Richard Penn Sr. (17 January 1706 – 4 February 1771) was a proprietary and titular governor of the Province of Pennsylvania and the counties of New Castle, Kent, and Sussex, which then included present-day Delaware. He served as governor from 1746 to 1771. His father was William Penn, founder of the colonial-era Province of Pennsylvania, one of the original Thirteen Colonies in British America.

==Early life==
Penn was born in Bristol, England, the third son of William Penn, founder of the colonial-era Province of Pennsylvania, and his second wife Hannah Margaret Callowhill.

Penn married Hannah, daughter of John Lardner, and had two sons, John and Richard, both of whom later served as governor of the Province of Pennsylvania.
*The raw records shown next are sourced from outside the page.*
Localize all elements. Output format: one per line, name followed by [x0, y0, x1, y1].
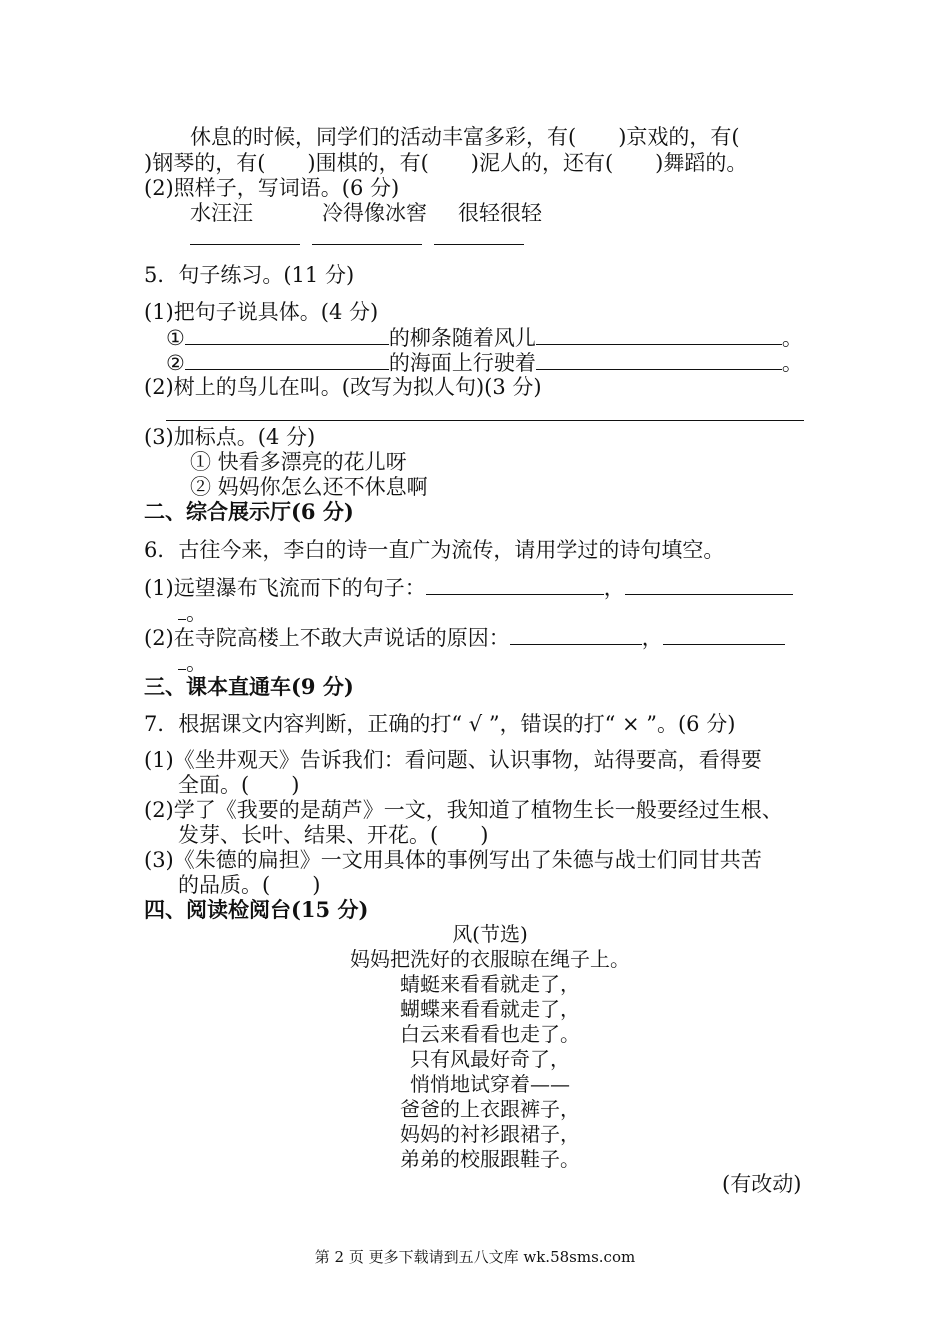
poem-line: 白云来看看也走了。: [400, 1022, 580, 1046]
q4-example-1: 水汪汪: [190, 201, 253, 225]
q5-sub2-answer-line[interactable]: [166, 420, 804, 421]
q6-sub-2: [144, 624, 785, 651]
q5-item2-blank-a[interactable]: [185, 349, 389, 370]
q5-item1-end: 。: [781, 326, 803, 350]
poem-line: 妈妈把洗好的衣服晾在绳子上。: [350, 947, 630, 971]
q6-sub2-period: 。: [186, 651, 207, 675]
poem-line: 悄悄地试穿着——: [410, 1072, 570, 1096]
q5-title: 5．句子练习。(11 分): [144, 263, 355, 287]
q5-punct-item-1: ① 快看多漂亮的花儿呀: [190, 450, 407, 474]
q5-sub2-title: (2)树上的鸟儿在叫。(改写为拟人句)(3 分): [144, 375, 542, 399]
q5-sub3-title: (3)加标点。(4 分): [144, 425, 316, 449]
q6-sub2-blank-c[interactable]: [178, 649, 186, 670]
q6-sub1-label: (1)远望瀑布飞流而下的句子：: [144, 576, 426, 600]
q6-sub1-period: 。: [186, 601, 207, 625]
poem-line: 爸爸的上衣跟裤子，: [400, 1097, 580, 1121]
q6-sub1-blank-b[interactable]: [625, 574, 793, 595]
q5-sub1-title: (1)把句子说具体。(4 分): [144, 300, 379, 324]
q5-punct-item-2: ② 妈妈你怎么还不休息啊: [190, 475, 428, 499]
poem-line: 妈妈的衬衫跟裙子，: [400, 1122, 580, 1146]
q4-answer-line-2[interactable]: [312, 244, 422, 245]
q7-item-2-line-1: (2)学了《我要的是葫芦》一文，我知道了植物生长一般要经过生根、: [144, 798, 783, 822]
poem-title: 风(节选): [452, 922, 528, 946]
q4-line-2: )钢琴的，有( )围棋的，有( )泥人的，还有( )舞蹈的。: [144, 151, 748, 175]
q6-title: 6．古往今来，李白的诗一直广为流传，请用学过的诗句填空。: [144, 538, 725, 562]
q4-answer-line-1[interactable]: [190, 244, 300, 245]
q5-item2-end: 。: [781, 351, 803, 375]
section-4-heading: 四、阅读检阅台(15 分): [144, 897, 369, 922]
q5-item-2: [166, 349, 803, 376]
section-2-heading: 二、综合展示厅(6 分): [144, 499, 354, 524]
poem-line: 蝴蝶来看看就走了，: [400, 997, 580, 1021]
q6-sub-1: [144, 574, 793, 601]
q5-item2-num: ②: [166, 351, 185, 375]
q7-item-1-line-2[interactable]: 全面。( ): [178, 773, 300, 797]
poem-line: 蜻蜓来看看就走了，: [400, 972, 580, 996]
section-3-heading: 三、课本直通车(9 分): [144, 674, 354, 699]
q6-sub1-comma: ，: [603, 576, 625, 600]
q4-answer-line-3[interactable]: [434, 244, 524, 245]
q6-sub-2-cont: [178, 649, 207, 676]
q4-example-2: 冷得像冰窖: [322, 201, 427, 225]
q6-sub-1-cont: [178, 599, 207, 626]
q7-item-3-line-2[interactable]: 的品质。( ): [178, 873, 321, 897]
q6-sub2-blank-a[interactable]: [510, 624, 642, 645]
q5-item-1: [166, 324, 803, 351]
q5-item2-blank-b[interactable]: [536, 349, 782, 370]
q6-sub2-blank-b[interactable]: [663, 624, 785, 645]
q6-sub1-blank-c[interactable]: [178, 599, 186, 620]
q7-item-1-line-1: (1)《坐井观天》告诉我们：看问题、认识事物，站得要高，看得要: [144, 748, 762, 772]
q7-item-2-line-2[interactable]: 发芽、长叶、结果、开花。( ): [178, 823, 489, 847]
poem-line: 弟弟的校服跟鞋子。: [400, 1147, 580, 1171]
q5-item1-blank-a[interactable]: [185, 324, 389, 345]
q6-sub1-blank-a[interactable]: [426, 574, 604, 595]
q6-sub2-label: (2)在寺院高楼上不敢大声说话的原因：: [144, 626, 510, 650]
q4-line-1: 休息的时候，同学们的活动丰富多彩，有( )京戏的，有(: [190, 125, 740, 149]
q5-item1-blank-b[interactable]: [536, 324, 782, 345]
q7-title: 7．根据课文内容判断，正确的打“ √ ”，错误的打“ × ”。(6 分): [144, 712, 736, 736]
q4-example-3: 很轻很轻: [458, 201, 542, 225]
q7-item-3-line-1: (3)《朱德的扁担》一文用具体的事例写出了朱德与战士们同甘共苦: [144, 848, 762, 872]
q5-item1-mid: 的柳条随着风儿: [388, 326, 536, 350]
q5-item1-num: ①: [166, 326, 185, 350]
poem-source-note: (有改动): [722, 1172, 802, 1196]
q6-sub2-comma: ，: [641, 626, 663, 650]
poem-line: 只有风最好奇了，: [410, 1047, 570, 1071]
q4-sub2-title: (2)照样子，写词语。(6 分): [144, 176, 400, 200]
q5-item2-mid: 的海面上行驶着: [388, 351, 536, 375]
page-footer: 第 2 页 更多下载请到五八文库 wk.58sms.com: [314, 1248, 636, 1266]
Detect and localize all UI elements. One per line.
==Province of Pennsylvania==

On 12 May 1732, Penn with his brothers John and Thomas as the proprietors of Pennsylvania, signed an order to create a commission. This order was directed to Governor Gordon, Isaac Norris, Samuel Preston, James Logan, and Andrew Hamilton, and to James Steel and Robert Charles. The commission, which was to be made up of at least three or more of these individuals, was given full power on behalf of the proprietors for the "running, marking, and laying out" of any boundary between Pennsylvania and the Province of Maryland.

This was in accordance to the agreement signed between the Penn brothers and Charles Calvert, 5th Baron Baltimore on 10 May 1732.

==Death==
Penn died in England on 4 February 1771, at age 65.